Key Message: In this review article, we summarize recent single-cell studies on kidney diseases and discuss the impact of single-cell technology on both basic and clinical nephrology research.

Introduction The kidneys are 2 bean-shaped organs that are responsible for filtering waste products, excess water, and other impurities from the blood and producing urine. The kidneys also regulate pH, salt, potassium levels, and blood pressure; control the production of red blood cells; and activate a form of vitamin D that helps the body absorb calcium [1, 2]. To date, an estimated 850 million people worldwide have kidney diseases, including chronic kidney diseases (CKD), acute kidney injury, kidney failure, and many other diseases [3]. Kidney disease occurs when the kidneys are damaged and cannot perform their function. Damage may be caused by diabetes, high blood pressure, and various other chronic (long-term) conditions. Kidney diseases can lead to other health problems, including weak bones, nerve damage, malnutrition, and heart disease. The current therapeutic strategies for patients still involve kidney transplantation or dialysis, which are costly [2, 3].

A variety of cells in the kidney, including epithelial, mesangial, endothelial, and neuronal cells, as well as a network of immune cells, interact to maintain normal kidney function. Insights into the heterogeneity of healthy kidneys and the process underlying kidney diseases will refine kidney molecular and histopathological phenotype definitions and support the development of new disease classifications.
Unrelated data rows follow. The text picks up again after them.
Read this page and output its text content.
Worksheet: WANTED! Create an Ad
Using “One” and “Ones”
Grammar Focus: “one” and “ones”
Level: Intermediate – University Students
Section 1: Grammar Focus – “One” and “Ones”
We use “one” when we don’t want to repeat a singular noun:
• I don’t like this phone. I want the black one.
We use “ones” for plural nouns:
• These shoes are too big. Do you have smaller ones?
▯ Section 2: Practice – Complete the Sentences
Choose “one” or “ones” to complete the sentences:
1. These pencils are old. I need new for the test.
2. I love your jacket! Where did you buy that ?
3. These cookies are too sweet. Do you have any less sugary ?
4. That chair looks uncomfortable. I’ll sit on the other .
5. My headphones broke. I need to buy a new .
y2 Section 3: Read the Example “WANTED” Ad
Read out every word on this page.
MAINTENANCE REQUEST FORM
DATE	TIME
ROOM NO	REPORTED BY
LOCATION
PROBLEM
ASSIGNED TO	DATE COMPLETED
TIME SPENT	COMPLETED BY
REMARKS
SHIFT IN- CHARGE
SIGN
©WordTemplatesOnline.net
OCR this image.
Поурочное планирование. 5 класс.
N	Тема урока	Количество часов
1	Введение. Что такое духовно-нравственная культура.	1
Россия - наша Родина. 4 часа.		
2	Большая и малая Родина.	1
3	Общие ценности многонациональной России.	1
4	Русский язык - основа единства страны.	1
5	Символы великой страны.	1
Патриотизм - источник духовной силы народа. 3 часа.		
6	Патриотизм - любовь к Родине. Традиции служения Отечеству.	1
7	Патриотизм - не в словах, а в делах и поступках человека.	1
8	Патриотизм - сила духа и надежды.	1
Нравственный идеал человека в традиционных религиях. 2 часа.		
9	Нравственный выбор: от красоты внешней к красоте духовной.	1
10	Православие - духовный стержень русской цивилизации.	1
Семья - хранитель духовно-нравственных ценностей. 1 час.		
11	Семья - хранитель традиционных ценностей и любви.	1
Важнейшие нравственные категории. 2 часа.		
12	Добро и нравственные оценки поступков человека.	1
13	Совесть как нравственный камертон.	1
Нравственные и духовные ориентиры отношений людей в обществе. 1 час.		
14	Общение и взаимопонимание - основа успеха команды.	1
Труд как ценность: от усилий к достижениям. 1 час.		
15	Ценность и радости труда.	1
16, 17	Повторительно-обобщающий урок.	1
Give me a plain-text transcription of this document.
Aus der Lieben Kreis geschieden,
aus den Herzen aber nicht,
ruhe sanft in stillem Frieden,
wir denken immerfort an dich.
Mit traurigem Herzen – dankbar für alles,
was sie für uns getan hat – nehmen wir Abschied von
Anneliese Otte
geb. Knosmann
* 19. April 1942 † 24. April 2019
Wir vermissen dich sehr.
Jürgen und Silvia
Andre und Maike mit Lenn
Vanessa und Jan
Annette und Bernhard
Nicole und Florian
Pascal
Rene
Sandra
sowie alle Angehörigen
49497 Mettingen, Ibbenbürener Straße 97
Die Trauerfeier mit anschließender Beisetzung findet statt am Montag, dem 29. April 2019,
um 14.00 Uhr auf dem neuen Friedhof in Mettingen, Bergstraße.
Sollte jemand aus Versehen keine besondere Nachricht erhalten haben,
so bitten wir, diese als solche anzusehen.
Single-cell technology has potential advantages for the determination of cell subtypes, states, and frequency changes during kidney disease onset and progression [4]. With the rapid development of high-throughput single-cell RNA sequencing (scRNA-seq), comprehensive cellular landscapes of normal kidneys have recently been constructed for precision medicine in nephrology [5–9]. The Kidney Precision Medicine Project (KPMP) was developed worldwide, aiming to obtain human kidney biopsies, create kidney tissue atlas, define disease subgroups, and eventually identify critical cells, pathways, and targets for novel therapies [10]. On the basis of the relevant single-cell transcription datasets for the kidney, researchers have also analyzed the gene expression signatures of ACE2, TMPRSS2, and SLC6A19 in kidney cell subtypes, which is critical for understanding the pathogenesis of severe acute respiratory syndrome coronavirus 2 [11]. In this review, we will focus on (1) the development and application of single-cell technologies, (2) studying the occurrence and development of kidney diseases using scRNA-seq, (3) a molecular atlas of immune cells in kidney diseases, (4) the application of scRNA-seq on kidney organoids, and (5) insight into kidney allografts by scRNA-seq (Fig. 1).